L’affaire de la Cour suprême établissant le droit de citoyenneté par naissance impliquait un Américain d’origine chinoise nommé Wong Kim Ark, né de parents venus ici légalement mais qui ne pouvaient pas devenir citoyens en raison des lois anti-chinoises de l’époque. Le terme péjoratif de « bébé ancre » est apparu dans les années 1980 et faisait pour la première fois référence aux enfants nés aux États-Unis de réfugiés vietnamiens arrivés illégalement ici.

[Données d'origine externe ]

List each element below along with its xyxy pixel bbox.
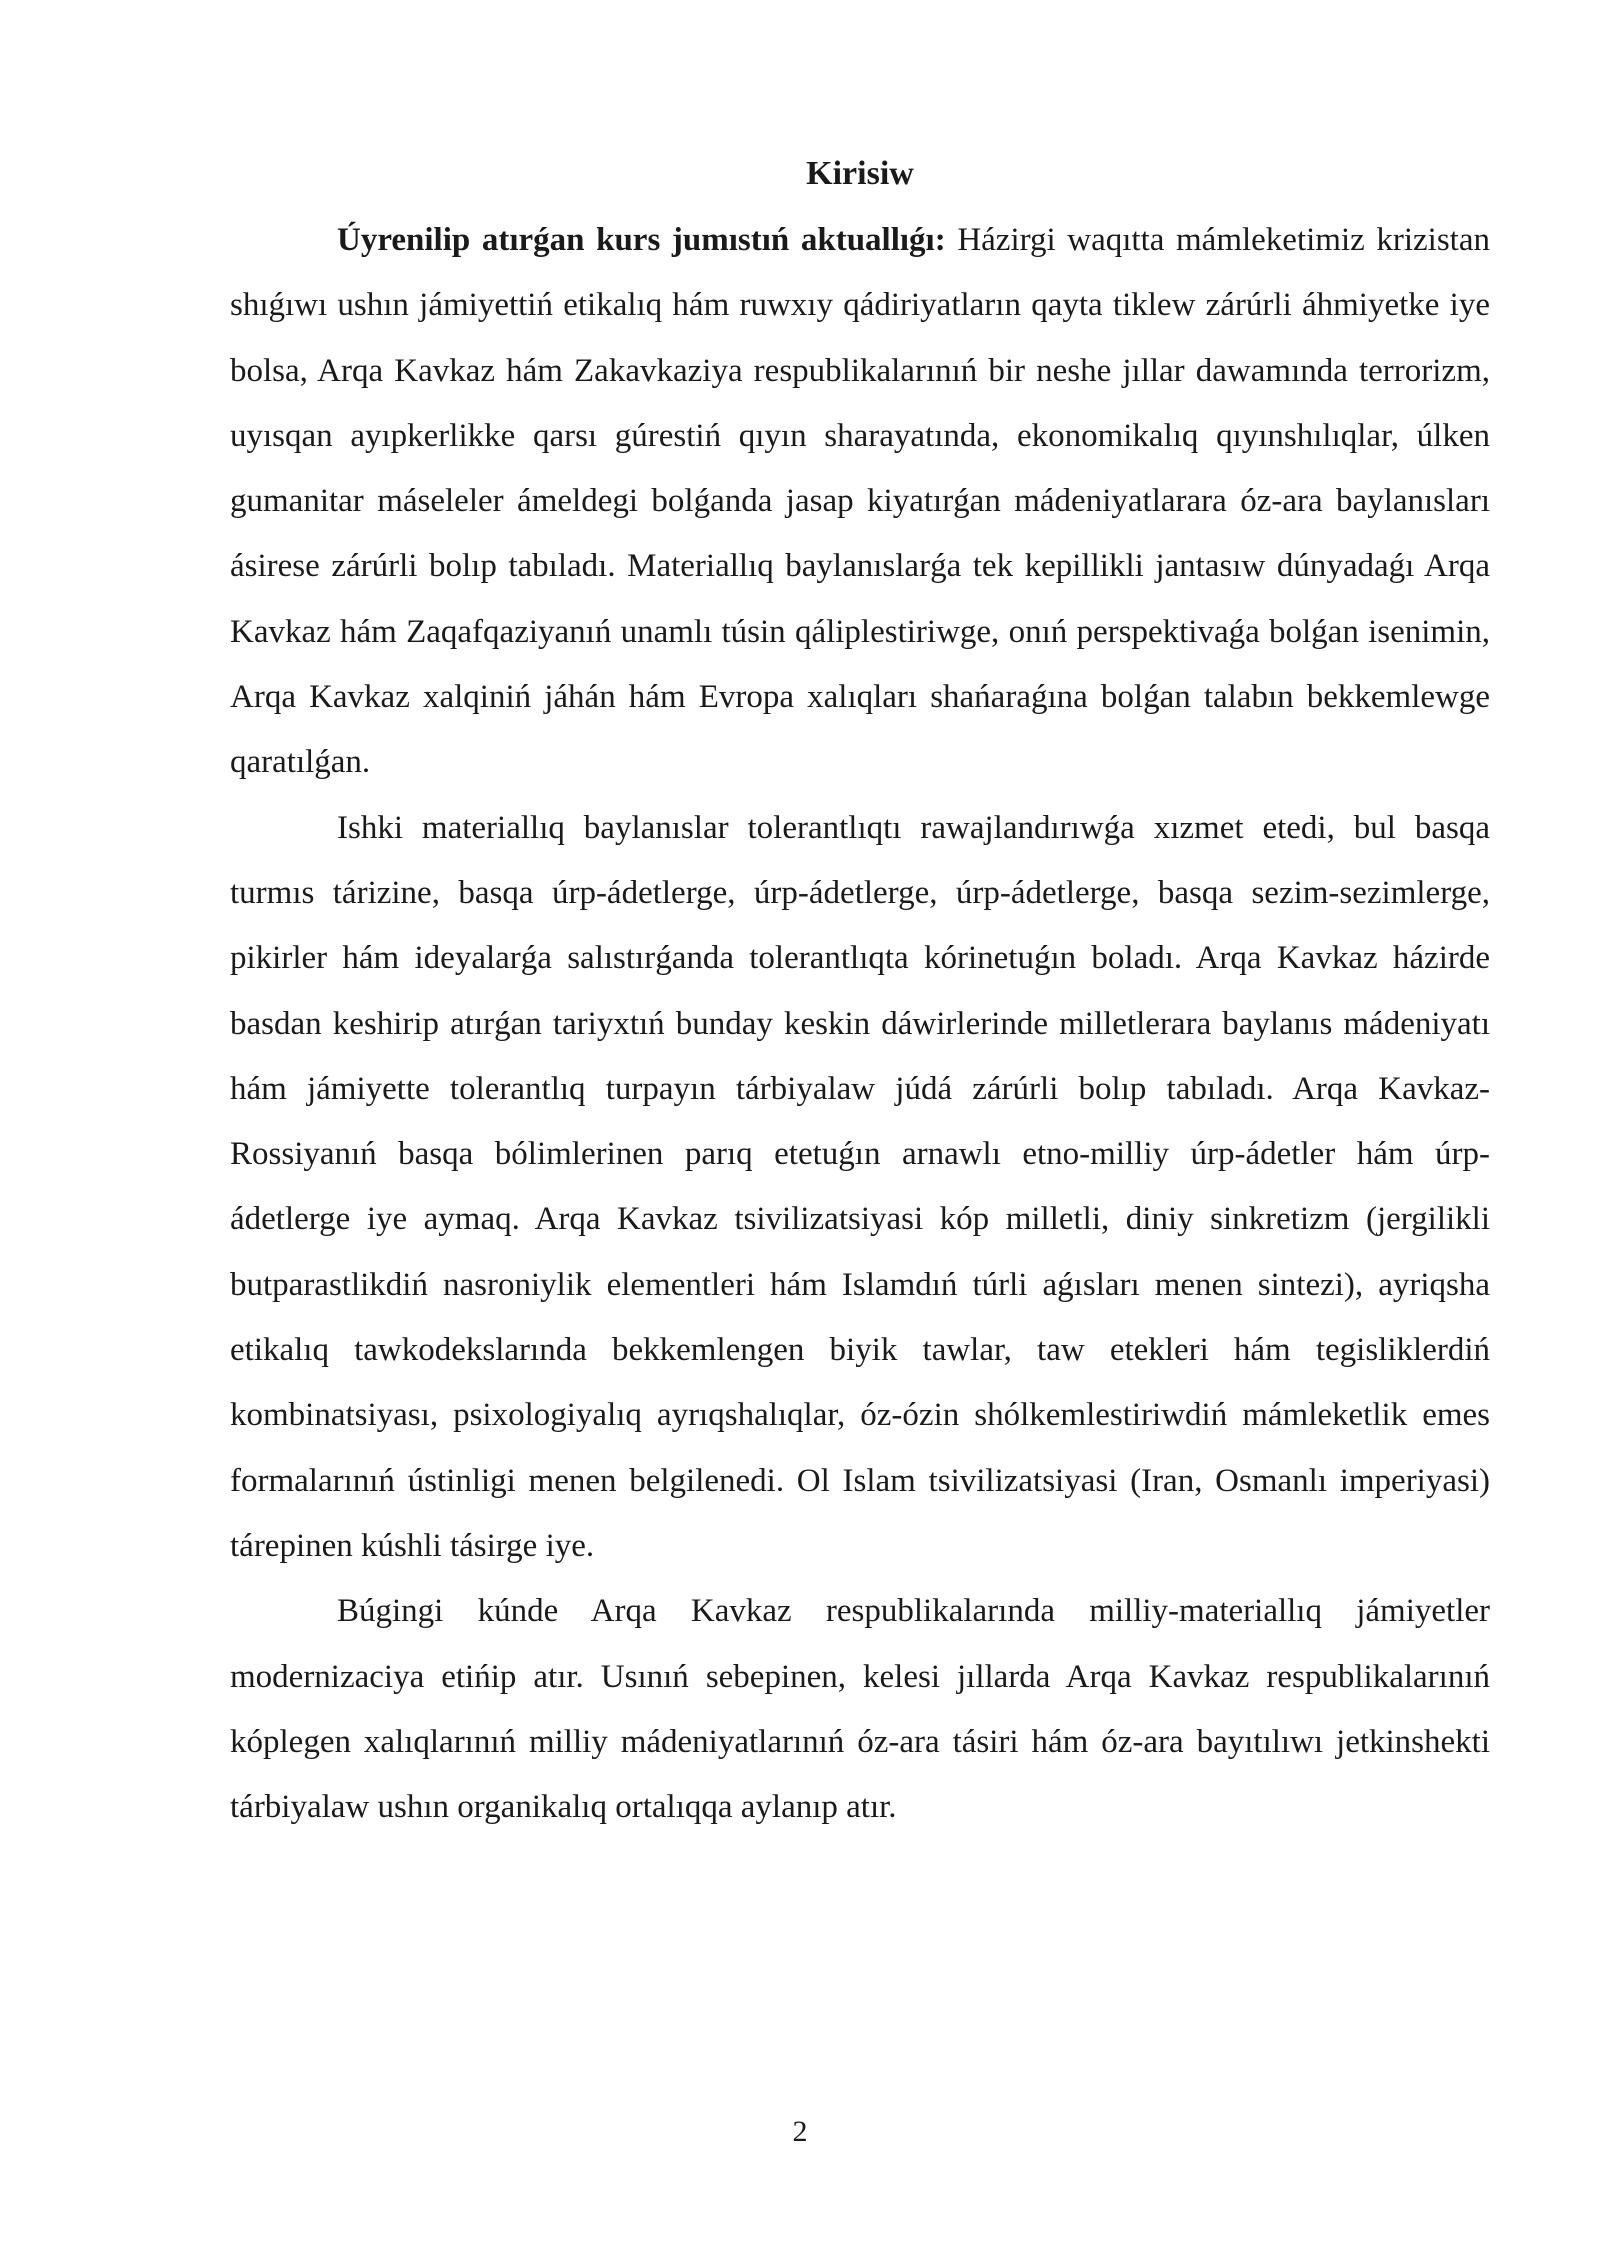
paragraph-lead-heading: Úyrenilip atırǵan kurs jumıstıń aktuallıǵı: [337,222,946,258]
paragraph-text: Búgingi kúnde Arqa Kavkaz respublikalarında milliy-materiallıq jámiyetler modernizaciya etińip atır. Usınıń sebepinen, kelesi jıllarda Arqa Kavkaz respublikalarınıń kóplegen xalıqlarınıń milliy mádeniyatlarınıń óz-ara tásiri hám óz-ara bayıtılıwı jetkinshekti tárbiyalaw ushın organikalıq ortalıqqa aylanıp atır. [230,1593,1490,1826]
page-number: 2 [792,2115,808,2148]
paragraph-text: Házirgi waqıtta mámleketimiz krizistan shıǵıwı ushın jámiyettiń etikalıq hám ruwxıy qádiriyatların qayta tiklew zárúrli áhmiyetke iye bolsa, Arqa Kavkaz hám Zakavkaziya respublikalarınıń bir neshe jıllar dawamında terrorizm, uyısqan ayıpkerlikke qarsı gúrestiń qıyın sharayatında, ekonomikalıq qıyınshılıqlar, úlken gumanitar máseleler ámeldegi bolǵanda jasap kiyatırǵan mádeniyatlarara óz-ara baylanısları ásirese zárúrli bolıp tabıladı. Materiallıq baylanıslarǵa tek kepillikli jantasıw dúnyadaǵı Arqa Kavkaz hám Zaqafqaziyanıń unamlı túsin qáliplestiriwge, onıń perspektivaǵa bolǵan isenimin, Arqa Kavkaz xalqiniń jáhán hám Evropa xalıqları shańaraǵına bolǵan talabın bekkemlewge qaratılǵan. [230,222,1491,781]
page-content [230,148,1490,1840]
paragraph-text: Ishki materiallıq baylanıslar tolerantlıqtı rawajlandırıwǵa xızmet etedi, bul basqa turmıs tárizine, basqa úrp-ádetlerge, úrp-ádetlerge, úrp-ádetlerge, basqa sezim-sezimlerge, pikirler hám ideyalarǵa salıstırǵanda tolerantlıqta kórinetuǵın boladı. Arqa Kavkaz házirde basdan keshirip atırǵan tariyxtıń bunday keskin dáwirlerinde milletlerara baylanıs mádeniyatı hám jámiyette tolerantlıq turpayın tárbiyalaw júdá zárúrli bolıp tabıladı. Arqa Kavkaz-Rossiyanıń basqa bólimlerinen parıq etetuǵın arnawlı etno-milliy úrp-ádetler hám úrp-ádetlerge iye aymaq. Arqa Kavkaz tsivilizatsiyasi kóp milletli, diniy sinkretizm (jergilikli butparastlikdiń nasroniylik elementleri hám Islamdıń túrli aǵısları menen sintezi), ayriqsha etikalıq tawkodekslarında bekkemlengen biyik tawlar, taw etekleri hám tegisliklerdiń kombinatsiyası, psixologiyalıq ayrıqshalıqlar, óz-ózin shólkemlestiriwdiń mámleketlik emes formalarınıń ústinligi menen belgilenedi. Ol Islam tsivilizatsiyasi (Iran, Osmanlı imperiyasi) tárepinen kúshli tásirge iye. [230,809,1490,1564]
paragraph-tolerance [230,796,1490,1580]
page-title: Kirisiw [806,155,914,192]
paragraph-modernization [230,1579,1490,1840]
paragraph-relevance [230,208,1490,796]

Dans les années 1990, les hommes politiques ont tenté de s’unir en adoptant des lois xénophobes et des campagnes électorales pour lutter contre ce qu’ils considéraient comme une invasion du Mexique – et nous, les enfants d’immigrés, étions les principales cibles. Il n’y a pas que les Républicains : le lion plus conservateur que le sénateur américain Harry Reid a décriminalisé le contrôle des naissances en 1993, affirmant qu’« aucun pays sensé ne ferait cela » lorsqu’il a présenté un projet de loi visant à mettre fin à cette pratique, sans succès. Treize ans plus tard, Reid l’a qualifié de « la plus grosse erreur que j’ai jamais commise ».
L’insistance de Trump World selon laquelle le qui est qui dans ce pays devrait être basé sur le sang et l’héritage, plutôt que sur les événements et le lieu de naissance, a exclu ma famille depuis longtemps, car leurs emplois dans des industries productives telles que l’exploitation minière, l’agriculture et le camionnage ont été acceptés.
C’est ce qui rend la campagne raciste de Trump si dangereuse. Si le droit de naissance prend fin, il pourrait tenter de retirer la citoyenneté à ceux qui en ont bénéficié, comme certains l’ont suggéré. Les législateurs républicains ont exprimé leur intention de contester Plyler contre Doe, une décision de la Cour suprême de 1982 qui autorise les enfants d’immigrés illégaux, qu’ils soient ou non citoyens américains, à fréquenter les écoles publiques. Ces deux mesures, si elles réussissent, créeraient un système à deux vitesses depuis l’apartheid en Afrique du Sud.
Et c’est peut-être là le point. Si vous ne pensez pas que l’administration Trump est raciste, vous devriez aussi penser que sa peau orange est naturelle.
Mettre fin au contrôle des naissances est moralement répréhensible, économiquement stupide et impopulaire. Si la Cour suprême vote ainsi en faveur du 14e amendement, les républicains devraient s’attendre à ce que la législation mette fin à leur programme raciste.
Mais ils combattent une cause secrète. Dans un sondage Fox News du mois dernier, 69 % des électeurs pensaient que les enfants nés d’immigrés sans papiers devraient devenir citoyens. C’est une augmentation par rapport à 45 % de ceux qui ont voté il y a 20 ans.
Lorsque les téléspectateurs de Fox News pensent que le sifflet pour chien MAGA est faux, vous savez que vous vous trompez sur l’histoire.